Côte d’Ivoire: Projet Agroforesterie COMOE Dabakala

Ecouter et retenez bien « agroforesterie COMOE Dabakala »

C’est à l’exécution de ce projet que se situe notre part active pour le concept genre au sein de notre entreprise.
En effet l’élimination de toute forme de discrimination à l’égard des femmes qui établie la relation d’équité homme femme, partie intégrante de la GIZ à prévalue notre intégration au sein de l’équipe SUD d’animateurs Rural Agroforesterie comoé Dabakala.
Même attributs et feuille de route ; nous sommes une équipe composite (homme- femme) qui en étroite collaboration exécutons nos différentes taches quotidienne. C’est à part égale sans distinction de sexe que nous répartissons nos activités (séances de sensibilisation, animation village, délimitation de parcelles) et ceux avec un meme moyen de locomotion « la moto ».
Face à notre auditoire et nos partenaires extérieurs nous défendons haut et fort, en dignes ambassadeurs GIZ l’équité à tous nos niveaux d’intervention.
L’inégalité genre étant une des caractéristiques de notre cible, nous nous évertuons à passer nos messages avec toutes les formes de communications qui s’y prêtent :
– équipe mixte

– Distribution de la parole au sein de l’équipe
– l’être et le paraitre

   
En bref l’art oratoire ; car pour passer une missive d’égalité équité genre dans un milieu musulman, ou la femme n’as pas droit à la parole, il faut être un artiste ; avoir du tact et de la méthodologie.
C’est là notre cheville ouvrière de chaque jour.
Pour comprendre notre quotidien voici un cas de figure.

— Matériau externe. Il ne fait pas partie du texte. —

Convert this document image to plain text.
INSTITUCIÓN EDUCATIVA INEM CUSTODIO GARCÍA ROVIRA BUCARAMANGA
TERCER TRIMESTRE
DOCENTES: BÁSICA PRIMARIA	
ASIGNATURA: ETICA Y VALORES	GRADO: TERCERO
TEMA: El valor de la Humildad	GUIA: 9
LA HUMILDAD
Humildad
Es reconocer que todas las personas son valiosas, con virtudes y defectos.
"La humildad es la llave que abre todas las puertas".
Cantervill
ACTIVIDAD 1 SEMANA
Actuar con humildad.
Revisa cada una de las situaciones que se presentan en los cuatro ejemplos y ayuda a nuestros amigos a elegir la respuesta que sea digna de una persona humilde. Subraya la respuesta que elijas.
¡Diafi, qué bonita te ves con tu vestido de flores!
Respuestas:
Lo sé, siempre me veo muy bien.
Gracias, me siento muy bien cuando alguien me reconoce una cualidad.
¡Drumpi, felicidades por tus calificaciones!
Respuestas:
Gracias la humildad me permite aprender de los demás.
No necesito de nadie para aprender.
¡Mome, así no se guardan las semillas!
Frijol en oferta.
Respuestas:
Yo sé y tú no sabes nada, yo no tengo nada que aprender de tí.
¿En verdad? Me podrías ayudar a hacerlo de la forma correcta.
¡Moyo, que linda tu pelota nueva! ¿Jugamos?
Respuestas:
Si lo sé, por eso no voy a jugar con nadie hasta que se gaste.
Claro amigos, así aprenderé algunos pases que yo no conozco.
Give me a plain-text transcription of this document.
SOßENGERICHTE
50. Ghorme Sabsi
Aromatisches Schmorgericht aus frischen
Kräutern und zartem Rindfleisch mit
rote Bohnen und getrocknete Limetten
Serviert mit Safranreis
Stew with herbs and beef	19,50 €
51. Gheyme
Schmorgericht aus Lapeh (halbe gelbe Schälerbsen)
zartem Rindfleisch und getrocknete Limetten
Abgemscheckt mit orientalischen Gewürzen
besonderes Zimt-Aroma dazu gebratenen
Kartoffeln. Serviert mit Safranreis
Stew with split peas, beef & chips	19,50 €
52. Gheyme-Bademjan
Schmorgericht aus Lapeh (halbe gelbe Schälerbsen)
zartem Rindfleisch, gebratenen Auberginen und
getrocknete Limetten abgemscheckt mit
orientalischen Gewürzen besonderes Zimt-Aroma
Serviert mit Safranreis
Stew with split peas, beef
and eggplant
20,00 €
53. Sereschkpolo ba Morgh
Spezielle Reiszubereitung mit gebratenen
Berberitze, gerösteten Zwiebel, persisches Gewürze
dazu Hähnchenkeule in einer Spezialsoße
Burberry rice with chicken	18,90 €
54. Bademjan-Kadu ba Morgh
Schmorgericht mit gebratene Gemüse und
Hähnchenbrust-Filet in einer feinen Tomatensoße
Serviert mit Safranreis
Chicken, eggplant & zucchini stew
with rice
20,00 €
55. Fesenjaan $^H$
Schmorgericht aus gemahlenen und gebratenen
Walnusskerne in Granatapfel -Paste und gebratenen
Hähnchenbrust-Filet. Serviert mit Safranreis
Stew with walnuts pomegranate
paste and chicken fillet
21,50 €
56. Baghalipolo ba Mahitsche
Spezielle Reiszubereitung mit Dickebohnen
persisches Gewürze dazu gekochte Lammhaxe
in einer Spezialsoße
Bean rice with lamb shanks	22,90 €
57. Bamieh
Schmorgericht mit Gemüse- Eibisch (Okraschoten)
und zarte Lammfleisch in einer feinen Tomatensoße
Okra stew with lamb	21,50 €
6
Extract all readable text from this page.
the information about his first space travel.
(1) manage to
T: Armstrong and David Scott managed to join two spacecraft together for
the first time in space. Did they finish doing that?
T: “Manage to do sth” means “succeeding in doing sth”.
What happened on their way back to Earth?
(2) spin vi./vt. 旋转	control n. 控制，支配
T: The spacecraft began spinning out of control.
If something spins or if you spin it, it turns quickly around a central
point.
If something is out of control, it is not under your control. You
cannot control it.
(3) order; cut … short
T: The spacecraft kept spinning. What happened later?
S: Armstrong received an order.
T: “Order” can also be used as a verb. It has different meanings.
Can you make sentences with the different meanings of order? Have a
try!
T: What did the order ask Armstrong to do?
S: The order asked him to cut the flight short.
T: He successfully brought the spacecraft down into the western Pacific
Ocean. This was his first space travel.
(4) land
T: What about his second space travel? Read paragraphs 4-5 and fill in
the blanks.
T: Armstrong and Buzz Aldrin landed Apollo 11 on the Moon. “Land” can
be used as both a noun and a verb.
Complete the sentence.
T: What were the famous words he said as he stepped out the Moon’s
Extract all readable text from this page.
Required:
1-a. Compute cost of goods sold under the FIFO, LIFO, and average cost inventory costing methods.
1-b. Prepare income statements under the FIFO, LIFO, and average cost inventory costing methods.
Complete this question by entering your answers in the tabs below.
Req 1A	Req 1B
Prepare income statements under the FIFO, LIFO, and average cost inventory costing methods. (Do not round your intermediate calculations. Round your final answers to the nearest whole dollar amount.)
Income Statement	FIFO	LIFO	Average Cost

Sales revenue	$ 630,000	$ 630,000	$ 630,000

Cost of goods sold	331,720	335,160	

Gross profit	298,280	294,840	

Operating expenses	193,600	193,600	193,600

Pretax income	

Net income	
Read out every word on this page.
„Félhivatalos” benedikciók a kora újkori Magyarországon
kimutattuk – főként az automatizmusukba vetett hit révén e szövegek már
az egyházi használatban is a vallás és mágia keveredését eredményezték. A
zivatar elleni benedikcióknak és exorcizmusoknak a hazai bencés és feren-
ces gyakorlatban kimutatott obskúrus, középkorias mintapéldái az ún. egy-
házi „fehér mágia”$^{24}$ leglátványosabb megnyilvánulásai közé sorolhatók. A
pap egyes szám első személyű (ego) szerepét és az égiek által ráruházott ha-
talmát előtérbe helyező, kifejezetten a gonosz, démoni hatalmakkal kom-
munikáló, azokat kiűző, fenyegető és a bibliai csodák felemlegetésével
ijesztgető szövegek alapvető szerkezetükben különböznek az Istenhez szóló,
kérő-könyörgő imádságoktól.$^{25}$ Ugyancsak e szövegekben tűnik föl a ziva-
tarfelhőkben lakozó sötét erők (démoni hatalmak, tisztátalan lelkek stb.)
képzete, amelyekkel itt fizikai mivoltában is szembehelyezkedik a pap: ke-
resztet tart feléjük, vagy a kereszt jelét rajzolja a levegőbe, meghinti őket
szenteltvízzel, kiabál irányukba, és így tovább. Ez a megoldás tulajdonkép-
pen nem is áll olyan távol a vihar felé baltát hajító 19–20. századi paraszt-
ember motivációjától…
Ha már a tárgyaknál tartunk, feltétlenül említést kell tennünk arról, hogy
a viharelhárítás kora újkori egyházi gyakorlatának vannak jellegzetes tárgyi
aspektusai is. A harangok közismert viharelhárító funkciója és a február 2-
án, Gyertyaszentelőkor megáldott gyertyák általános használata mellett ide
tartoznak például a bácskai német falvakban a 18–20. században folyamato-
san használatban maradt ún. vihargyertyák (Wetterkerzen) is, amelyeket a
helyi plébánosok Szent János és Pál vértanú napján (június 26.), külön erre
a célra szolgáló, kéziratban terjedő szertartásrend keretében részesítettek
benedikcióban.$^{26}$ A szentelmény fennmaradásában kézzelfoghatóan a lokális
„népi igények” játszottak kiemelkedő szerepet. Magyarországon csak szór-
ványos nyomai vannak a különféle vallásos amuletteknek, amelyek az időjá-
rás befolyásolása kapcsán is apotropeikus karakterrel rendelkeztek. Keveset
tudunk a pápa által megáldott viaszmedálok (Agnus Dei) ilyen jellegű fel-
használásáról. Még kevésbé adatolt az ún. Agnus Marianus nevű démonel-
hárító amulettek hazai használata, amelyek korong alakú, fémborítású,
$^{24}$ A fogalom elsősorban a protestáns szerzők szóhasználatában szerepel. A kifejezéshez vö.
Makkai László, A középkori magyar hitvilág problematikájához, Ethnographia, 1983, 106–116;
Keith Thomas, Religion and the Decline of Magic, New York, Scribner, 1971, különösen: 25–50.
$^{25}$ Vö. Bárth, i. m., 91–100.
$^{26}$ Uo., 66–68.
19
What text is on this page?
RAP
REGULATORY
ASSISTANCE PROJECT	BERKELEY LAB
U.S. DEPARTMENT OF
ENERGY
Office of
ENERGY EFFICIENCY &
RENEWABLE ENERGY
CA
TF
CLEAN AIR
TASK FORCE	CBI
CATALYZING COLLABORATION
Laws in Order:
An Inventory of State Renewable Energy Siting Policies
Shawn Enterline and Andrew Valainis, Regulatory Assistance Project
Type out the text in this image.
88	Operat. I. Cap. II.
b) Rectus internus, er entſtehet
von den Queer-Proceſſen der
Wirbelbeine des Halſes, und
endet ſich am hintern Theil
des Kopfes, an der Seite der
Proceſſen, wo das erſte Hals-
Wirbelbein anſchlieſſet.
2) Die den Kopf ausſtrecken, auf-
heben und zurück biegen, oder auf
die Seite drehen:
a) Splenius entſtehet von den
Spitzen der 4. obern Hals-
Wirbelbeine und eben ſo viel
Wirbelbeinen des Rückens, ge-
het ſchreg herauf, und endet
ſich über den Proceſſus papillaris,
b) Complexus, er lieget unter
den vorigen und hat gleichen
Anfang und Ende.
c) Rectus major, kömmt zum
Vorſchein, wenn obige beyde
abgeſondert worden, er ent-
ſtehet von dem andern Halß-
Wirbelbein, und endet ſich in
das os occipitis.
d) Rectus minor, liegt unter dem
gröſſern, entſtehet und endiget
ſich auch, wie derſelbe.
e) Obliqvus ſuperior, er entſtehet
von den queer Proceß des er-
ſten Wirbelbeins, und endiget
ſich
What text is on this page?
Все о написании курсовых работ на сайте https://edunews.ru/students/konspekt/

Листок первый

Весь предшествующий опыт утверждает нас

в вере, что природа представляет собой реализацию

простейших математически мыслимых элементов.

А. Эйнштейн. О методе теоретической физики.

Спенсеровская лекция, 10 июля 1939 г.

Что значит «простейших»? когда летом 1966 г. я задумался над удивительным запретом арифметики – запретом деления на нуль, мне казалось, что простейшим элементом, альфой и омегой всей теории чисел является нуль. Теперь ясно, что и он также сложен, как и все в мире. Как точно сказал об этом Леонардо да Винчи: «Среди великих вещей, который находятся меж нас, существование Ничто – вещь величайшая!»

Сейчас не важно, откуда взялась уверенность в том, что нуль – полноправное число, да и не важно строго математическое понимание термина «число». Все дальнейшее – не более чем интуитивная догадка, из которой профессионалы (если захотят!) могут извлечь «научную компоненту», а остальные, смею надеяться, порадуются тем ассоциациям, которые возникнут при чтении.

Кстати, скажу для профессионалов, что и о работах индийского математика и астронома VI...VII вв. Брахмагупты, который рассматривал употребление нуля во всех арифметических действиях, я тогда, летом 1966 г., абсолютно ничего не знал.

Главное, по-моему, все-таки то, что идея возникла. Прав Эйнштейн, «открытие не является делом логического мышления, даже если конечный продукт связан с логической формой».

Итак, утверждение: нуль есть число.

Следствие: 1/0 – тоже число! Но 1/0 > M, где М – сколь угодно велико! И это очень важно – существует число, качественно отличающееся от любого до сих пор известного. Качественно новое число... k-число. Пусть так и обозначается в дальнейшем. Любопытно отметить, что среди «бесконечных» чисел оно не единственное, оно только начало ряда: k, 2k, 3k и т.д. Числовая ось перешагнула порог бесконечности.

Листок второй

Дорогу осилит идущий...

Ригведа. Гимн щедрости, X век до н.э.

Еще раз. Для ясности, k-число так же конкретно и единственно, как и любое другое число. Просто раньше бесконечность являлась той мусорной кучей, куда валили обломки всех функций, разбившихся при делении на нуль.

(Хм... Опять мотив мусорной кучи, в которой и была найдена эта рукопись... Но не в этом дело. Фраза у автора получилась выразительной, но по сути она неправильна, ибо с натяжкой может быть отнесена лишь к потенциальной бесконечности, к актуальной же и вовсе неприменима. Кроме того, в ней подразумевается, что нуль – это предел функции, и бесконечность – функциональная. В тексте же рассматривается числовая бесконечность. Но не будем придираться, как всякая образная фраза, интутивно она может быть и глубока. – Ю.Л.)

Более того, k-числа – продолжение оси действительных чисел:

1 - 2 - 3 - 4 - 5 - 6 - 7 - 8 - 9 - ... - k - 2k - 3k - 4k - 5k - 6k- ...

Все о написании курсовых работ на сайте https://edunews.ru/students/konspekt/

Vous arrivez dans un village ou vous devez passer une communication à l’ensemble de la population. Vous vous retrouvez avec une centaine (100) d’hommes sans aucune femme présente.
Vous êtes en équipe mixte c’est-à-dire homme et femme ;
Que feriez- vous ?


C’est la première approche qui facilite une bonne intégration dans le milieu.
Notre stratégie genre s’est réalisée à travers une approche méthodologique participative et inclusive, impliquant tous les acteurs aussi bien interne qu’externe à la GIZ. Les plus grands défis que nous avons eu à relever individuellement c’est notre intégration et l’acceptation de notre message dans un milieu aux uses et coutumes gangréné par des inégalités sexistes.

De nombreux défis se posent en ce qui concerne la prise en compte de la dimension du Genre. Il s’agit de :
 La nécessité du renforcement des capacités,
 La faiblesse de la communication autour de l’action du projet en matière de Genre,
 La timidité des échanges d’expériences et de bonnes pratiques,
 La non systématisation de la prise en compte du Genre dans le processus de planification, de conception et de formulation des projets,
 L’inexistence d’un mécanisme formalisé pour l’autonomisation des femmes.
Les trois principaux facteurs de succès sont :
– La représentativité équitable et effective des femmes et des hommes dans la sphère décisionnelle,
– l’accès et le contrôle équitable des femmes et des hommes sur les bénéfices des interventions du projet agroforesterie au niveau local,
– la non-discrimination,
C’est à l’issus de ces différents facteurs cumulés que nous avons obtenus des résultats probants à savoir :
des hommes, des jeunes et des femmes identifiés volontaire et bénéficiaire du projet agroforesterie à Dabakala.